After a case is concluded and the defendant imprisoned, you should see that your client is protected upon the defendant’s release.
The prison has an obligation to provide notice of release or escape, and you can make your client’s position known to the parole board.?
REPRESENTING THE VICTIM AT SENTENCING
Three Rights at Sentencing
The victim has at least three rights at sentencing:
To be heard.
To see that conditions are imposed to protect the witness from the defendant
To obtain restitution.
Most sentencing decisions are made well before the actual sentencing hearings, on the basis of the presentence report and objections and other materials which the parties submit to the judge.
Therefore, to protect the victim – the lawyer should confer with the probation officer and prosecutor before sentencing and make written submissions to them and the court stating the victim’s position.
The Right to Be Heard
A crime victim has a right to be heard.
The victim has a right not only to submit written victim impact statements, but to address the court orally at sentencing.
This includes the right to argue for sentencing enhancements that the prosecution has agreed to forego.
The Victim Can Oppose No Contest Pleas
A criminal conviction by plea or verdict may have collateral estoppel effect in civil litigation arising from the same transactions; at the minimum, a plea constitutes strong evidence that that the defendant under oath admitted the essential elements of the offense. However, a conviction by plea of nolo contendere may not have such an effect.
The victim can oppose the acceptance of a no contest plea, both by conferring with the prosecutor and appearing in court to voice objections to the judge.
RESTITUTION AND OTHER COMPENSATION
A crime victim has a right to restitution.
Furthermore, both the probation officer and prosecutor have an obligation to provide the victim an opportunity to state his position on loss and restitution.
Nevertheless, the victim’s lawyer should take the initiative. The prosecutor’s goal often is more to end the case then to protract it with investigation and litigation over damages. The lawyer calculate the loss, including all consequential damages and interest.
Prosecutors often seize and forfeit all assets derived from or traceable to the crime. The lawyer can facilitate the restoration by responding promptly and fully to any requests for loss information and persistently making the victim’s position known.
The victim also have a right to submit a separate affidavit or victim impact statement on loss.
Reviewing the Colorado Presentence Report
The victim has the right to review the presentence report and the recommendation regarding restitution. The court will rely on the report in arriving at a restitution figure, so the lawyer will want to know its bottom line.

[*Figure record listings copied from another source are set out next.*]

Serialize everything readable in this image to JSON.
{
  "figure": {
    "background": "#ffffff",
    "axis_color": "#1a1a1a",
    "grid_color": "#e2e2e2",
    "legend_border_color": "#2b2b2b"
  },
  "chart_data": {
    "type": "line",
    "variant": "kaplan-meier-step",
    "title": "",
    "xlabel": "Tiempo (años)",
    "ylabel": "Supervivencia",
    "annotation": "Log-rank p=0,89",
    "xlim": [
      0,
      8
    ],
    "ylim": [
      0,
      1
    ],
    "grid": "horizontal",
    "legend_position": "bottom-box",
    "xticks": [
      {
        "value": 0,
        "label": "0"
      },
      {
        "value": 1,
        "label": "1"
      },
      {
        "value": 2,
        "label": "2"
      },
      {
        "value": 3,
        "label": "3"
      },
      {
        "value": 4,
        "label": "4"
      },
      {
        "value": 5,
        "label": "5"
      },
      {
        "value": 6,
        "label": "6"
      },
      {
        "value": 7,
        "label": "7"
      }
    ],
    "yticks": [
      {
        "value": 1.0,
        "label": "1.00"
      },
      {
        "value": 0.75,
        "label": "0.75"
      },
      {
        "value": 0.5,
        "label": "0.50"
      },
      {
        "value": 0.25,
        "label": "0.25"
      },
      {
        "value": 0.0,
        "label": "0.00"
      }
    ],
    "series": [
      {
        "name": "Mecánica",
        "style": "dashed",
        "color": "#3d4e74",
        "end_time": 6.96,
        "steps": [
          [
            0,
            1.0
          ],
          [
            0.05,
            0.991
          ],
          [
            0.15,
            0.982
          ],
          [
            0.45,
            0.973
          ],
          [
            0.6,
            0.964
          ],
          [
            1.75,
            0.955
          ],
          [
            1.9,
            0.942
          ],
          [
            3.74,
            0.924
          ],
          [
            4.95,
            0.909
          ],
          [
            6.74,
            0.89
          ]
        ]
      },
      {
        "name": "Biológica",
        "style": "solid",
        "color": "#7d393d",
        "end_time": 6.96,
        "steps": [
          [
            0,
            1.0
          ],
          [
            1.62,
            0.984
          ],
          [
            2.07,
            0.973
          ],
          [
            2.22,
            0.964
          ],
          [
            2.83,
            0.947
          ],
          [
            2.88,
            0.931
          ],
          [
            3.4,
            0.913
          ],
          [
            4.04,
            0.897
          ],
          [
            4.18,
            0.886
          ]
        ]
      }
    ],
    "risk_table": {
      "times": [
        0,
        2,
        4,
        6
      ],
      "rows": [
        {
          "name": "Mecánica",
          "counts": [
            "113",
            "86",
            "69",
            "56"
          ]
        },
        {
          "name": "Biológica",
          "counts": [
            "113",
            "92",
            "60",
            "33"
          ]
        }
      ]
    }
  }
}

If the presentence report is unsatisfactory, the lawyer will want to voice the objection to its calculation of the loss the defendant caused to the victim.
You can sidestep this issue by asking the probation officer and prosecutor to share with you not the report itself but part of its contents (e.g., the calculations and conclusion on restitution and the defendant’s ability to pay).

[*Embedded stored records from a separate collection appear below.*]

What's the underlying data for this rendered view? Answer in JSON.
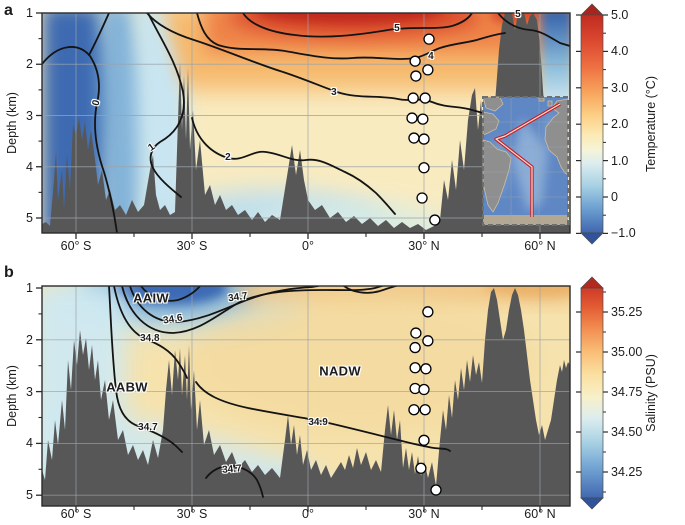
{
  "figure_description": "Two-panel Atlantic Ocean depth sections with inset survey map",
  "colors": {
    "bathymetry": "#575757",
    "contour_line": "#141414",
    "station_fill": "#ffffff",
    "warm_max": "#c02a1e",
    "cold_min": "#3f66ae",
    "inset_track": "#c41e25"
  },
  "chart_data": [
    {
      "panel_letter": "a",
      "type": "heatmap",
      "variable": "Temperature section",
      "ylabel": "Depth (km)",
      "xlim_deg_lat": [
        -69,
        68
      ],
      "ylim_km": [
        1,
        5.3
      ],
      "x_tick_labels": [
        "60° S",
        "30° S",
        "0°",
        "30° N",
        "60° N"
      ],
      "x_tick_values": [
        -60,
        -30,
        0,
        30,
        60
      ],
      "x_minor_tick_values": [
        -45,
        -15,
        15,
        45
      ],
      "y_tick_labels": [
        "1",
        "2",
        "3",
        "4",
        "5"
      ],
      "y_tick_values": [
        1,
        2,
        3,
        4,
        5
      ],
      "grid": true,
      "colorbar": {
        "label": "Temperature (°C)",
        "tick_labels": [
          "5.0",
          "4.0",
          "3.0",
          "2.0",
          "1.0",
          "0",
          "−1.0"
        ],
        "tick_values": [
          5,
          4,
          3,
          2,
          1,
          0,
          -1
        ],
        "range": [
          -1,
          5
        ]
      },
      "contour_labels": [
        {
          "text": "0",
          "lat": -54.6,
          "depth_km": 2.76,
          "rot": -75
        },
        {
          "text": "1",
          "lat": -40.3,
          "depth_km": 3.63,
          "rot": -35
        },
        {
          "text": "2",
          "lat": -20.7,
          "depth_km": 3.83,
          "rot": 0
        },
        {
          "text": "3",
          "lat": 6.7,
          "depth_km": 2.56,
          "rot": 0
        },
        {
          "text": "5",
          "lat": 23.0,
          "depth_km": 1.31,
          "rot": 0
        },
        {
          "text": "4",
          "lat": 31.8,
          "depth_km": 1.86,
          "rot": 0
        },
        {
          "text": "5",
          "lat": 54.3,
          "depth_km": 1.04,
          "rot": 0
        }
      ],
      "stations": [
        {
          "lat": 31.3,
          "depth_km": 1.51
        },
        {
          "lat": 27.7,
          "depth_km": 1.94
        },
        {
          "lat": 31.0,
          "depth_km": 2.11
        },
        {
          "lat": 27.9,
          "depth_km": 2.23
        },
        {
          "lat": 27.2,
          "depth_km": 2.66
        },
        {
          "lat": 30.3,
          "depth_km": 2.66
        },
        {
          "lat": 26.9,
          "depth_km": 3.05
        },
        {
          "lat": 29.7,
          "depth_km": 3.07
        },
        {
          "lat": 27.4,
          "depth_km": 3.44
        },
        {
          "lat": 30.0,
          "depth_km": 3.46
        },
        {
          "lat": 30.0,
          "depth_km": 4.02
        },
        {
          "lat": 29.5,
          "depth_km": 4.61
        },
        {
          "lat": 32.8,
          "depth_km": 5.04
        }
      ],
      "inset_map": {
        "description": "Atlantic Ocean bathymetry map with red section track",
        "track_color": "#c41e25"
      }
    },
    {
      "panel_letter": "b",
      "type": "heatmap",
      "variable": "Salinity section",
      "ylabel": "Depth (km)",
      "xlim_deg_lat": [
        -69,
        68
      ],
      "ylim_km": [
        1,
        5.3
      ],
      "x_tick_labels": [
        "60° S",
        "30° S",
        "0°",
        "30° N",
        "60° N"
      ],
      "x_tick_values": [
        -60,
        -30,
        0,
        30,
        60
      ],
      "x_minor_tick_values": [
        -45,
        -15,
        15,
        45
      ],
      "y_tick_labels": [
        "1",
        "2",
        "3",
        "4",
        "5"
      ],
      "y_tick_values": [
        1,
        2,
        3,
        4,
        5
      ],
      "grid": true,
      "colorbar": {
        "label": "Salinity (PSU)",
        "tick_labels": [
          "35.25",
          "35.00",
          "34.75",
          "34.50",
          "34.25"
        ],
        "tick_values": [
          35.25,
          35.0,
          34.75,
          34.5,
          34.25
        ],
        "range": [
          34.1,
          35.4
        ]
      },
      "contour_labels": [
        {
          "text": "34.7",
          "lat": -18.1,
          "depth_km": 1.19,
          "rot": -8
        },
        {
          "text": "34.6",
          "lat": -34.9,
          "depth_km": 1.62,
          "rot": -10
        },
        {
          "text": "34.8",
          "lat": -40.9,
          "depth_km": 1.98,
          "rot": 0
        },
        {
          "text": "34.7",
          "lat": -41.4,
          "depth_km": 3.71,
          "rot": 0
        },
        {
          "text": "34.9",
          "lat": 2.6,
          "depth_km": 3.6,
          "rot": 0
        },
        {
          "text": "34.7",
          "lat": -19.7,
          "depth_km": 4.52,
          "rot": -5
        }
      ],
      "water_mass_labels": [
        {
          "text": "AAIW",
          "lat": -40.6,
          "depth_km": 1.19
        },
        {
          "text": "AABW",
          "lat": -46.8,
          "depth_km": 2.92
        },
        {
          "text": "NADW",
          "lat": 8.3,
          "depth_km": 2.6
        }
      ],
      "stations": [
        {
          "lat": 31.0,
          "depth_km": 1.46
        },
        {
          "lat": 27.9,
          "depth_km": 1.87
        },
        {
          "lat": 31.0,
          "depth_km": 2.02
        },
        {
          "lat": 27.7,
          "depth_km": 2.15
        },
        {
          "lat": 27.7,
          "depth_km": 2.54
        },
        {
          "lat": 30.5,
          "depth_km": 2.56
        },
        {
          "lat": 27.7,
          "depth_km": 2.94
        },
        {
          "lat": 30.0,
          "depth_km": 2.96
        },
        {
          "lat": 27.4,
          "depth_km": 3.35
        },
        {
          "lat": 30.3,
          "depth_km": 3.35
        },
        {
          "lat": 30.0,
          "depth_km": 3.94
        },
        {
          "lat": 29.2,
          "depth_km": 4.48
        },
        {
          "lat": 33.1,
          "depth_km": 4.9
        }
      ]
    }
  ]
}
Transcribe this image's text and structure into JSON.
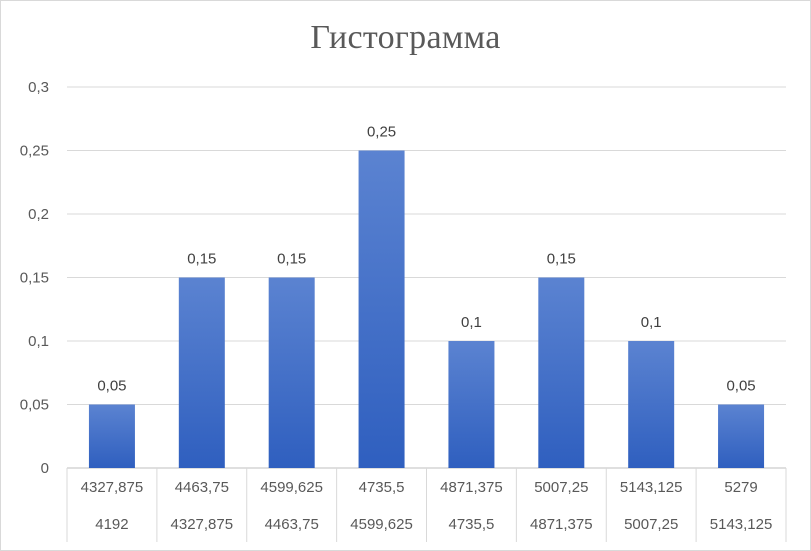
{
  "chart_data": {
    "type": "bar",
    "title": "Гистограмма",
    "categories": [
      [
        "4327,875",
        "4192"
      ],
      [
        "4463,75",
        "4327,875"
      ],
      [
        "4599,625",
        "4463,75"
      ],
      [
        "4735,5",
        "4599,625"
      ],
      [
        "4871,375",
        "4735,5"
      ],
      [
        "5007,25",
        "4871,375"
      ],
      [
        "5143,125",
        "5007,25"
      ],
      [
        "5279",
        "5143,125"
      ]
    ],
    "values": [
      0.05,
      0.15,
      0.15,
      0.25,
      0.1,
      0.15,
      0.1,
      0.05
    ],
    "data_labels": [
      "0,05",
      "0,15",
      "0,15",
      "0,25",
      "0,1",
      "0,15",
      "0,1",
      "0,05"
    ],
    "ylim": [
      0,
      0.3
    ],
    "yticks": [
      0,
      0.05,
      0.1,
      0.15,
      0.2,
      0.25,
      0.3
    ],
    "ytick_labels": [
      "0",
      "0,05",
      "0,1",
      "0,15",
      "0,2",
      "0,25",
      "0,3"
    ],
    "grid": true,
    "colors": {
      "bar_top": "#5b83d1",
      "bar_bottom": "#2f5fbf",
      "grid": "#d9d9d9",
      "text": "#595959"
    }
  }
}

Converting A Colorado Criminal Restitution Order to an Executable Civil Judgment
Most defendants do not have the ability to pay full restitution immediately. The sentence may permit them to pay it over time, often as a condition of probation, parole or supervised release.

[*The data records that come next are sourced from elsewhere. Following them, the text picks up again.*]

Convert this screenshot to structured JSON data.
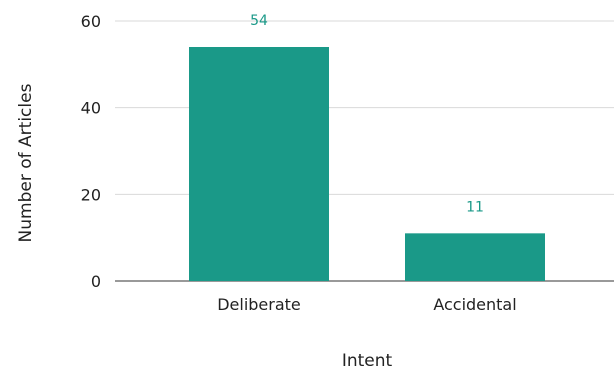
{
  "chart_data": {
    "type": "bar",
    "categories": [
      "Deliberate",
      "Accidental"
    ],
    "values": [
      54,
      11
    ],
    "data_labels": [
      "54",
      "11"
    ],
    "xlabel": "Intent",
    "ylabel": "Number of Articles",
    "ylim": [
      0,
      60
    ],
    "yticks": [
      0,
      20,
      40,
      60
    ],
    "ytick_labels": [
      "0",
      "20",
      "40",
      "60"
    ],
    "grid": true,
    "legend": "none",
    "colors": {
      "bar": "#1a9988",
      "data_label": "#1a9988",
      "gridline": "#d9d9d9",
      "axis_text": "#222222"
    }
  }
}
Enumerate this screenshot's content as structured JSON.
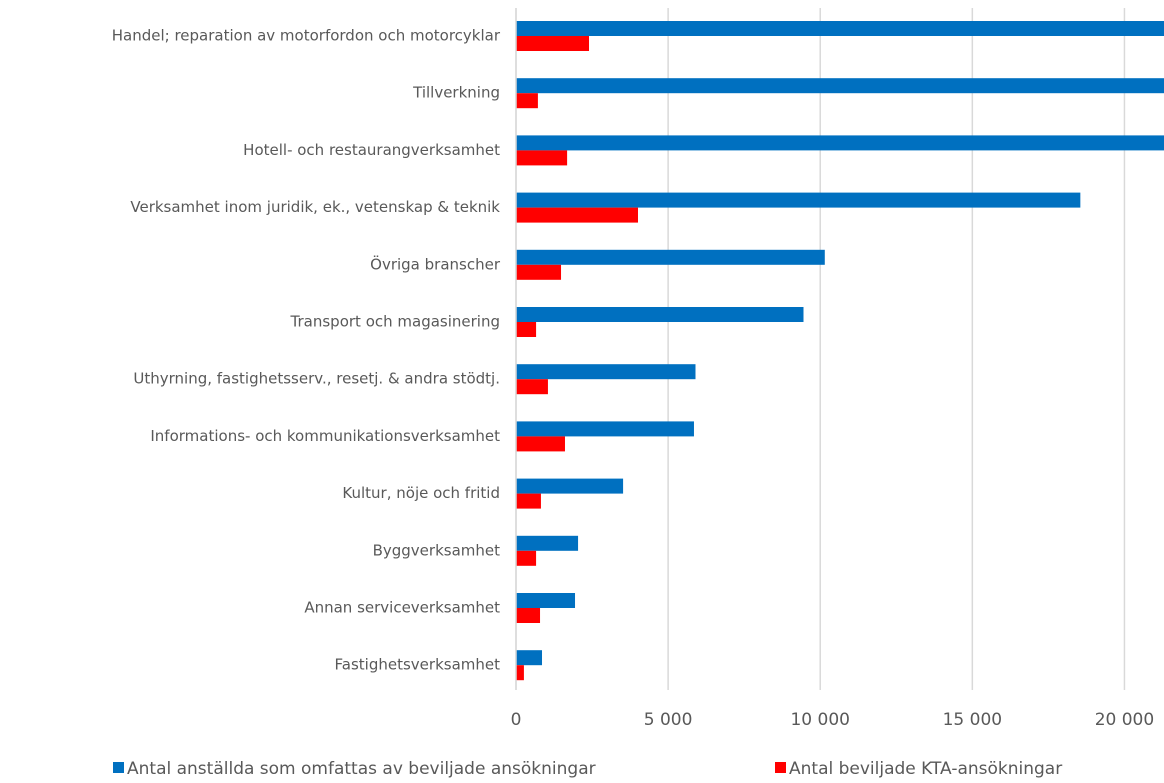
{
  "chart_data": {
    "type": "hbar",
    "categories": [
      "Handel; reparation av motorfordon och motorcyklar",
      "Tillverkning",
      "Hotell- och restaurangverksamhet",
      "Verksamhet inom juridik, ek., vetenskap & teknik",
      "Övriga branscher",
      "Transport och magasinering",
      "Uthyrning, fastighetsserv., resetj. & andra stödtj.",
      "Informations- och kommunikationsverksamhet",
      "Kultur, nöje och fritid",
      "Byggverksamhet",
      "Annan serviceverksamhet",
      "Fastighetsverksamhet"
    ],
    "series": [
      {
        "name": "Antal anställda som omfattas av beviljade ansökningar",
        "color": "#0070c0",
        "values": [
          21300,
          21300,
          21300,
          18550,
          10150,
          9450,
          5900,
          5850,
          3520,
          2040,
          1940,
          855
        ]
      },
      {
        "name": "Antal beviljade KTA-ansökningar",
        "color": "#ff0000",
        "values": [
          2400,
          720,
          1680,
          4010,
          1480,
          660,
          1050,
          1610,
          820,
          660,
          790,
          260
        ]
      }
    ],
    "xlim": [
      0,
      21300
    ],
    "xticks": [
      0,
      {
        "value": 5000,
        "label": "5 000"
      },
      {
        "value": 10000,
        "label": "10 000"
      },
      {
        "value": 15000,
        "label": "15 000"
      },
      {
        "value": 20000,
        "label": "20 000"
      }
    ],
    "grid": true,
    "legend": "bottom"
  }
}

The criminal judgment may expire with the end of the supervision term, but Colorado criminal statutes authorize the victim to convert the criminal judgment into a civil judgment and execute it accordingly.
The victim named in the restitution order and the prosecutor can request that the clerk enter a judgment based on the restitution order. The lawyer can assist and see that it gets recorded and entered as a lien on the defendant’s property.
The restitution order requires the defendant to notify the court and prosecutor of any change in circumstances that might affect his ability to pay restitution and likewise requires the prosecutor to notify the victim of the change.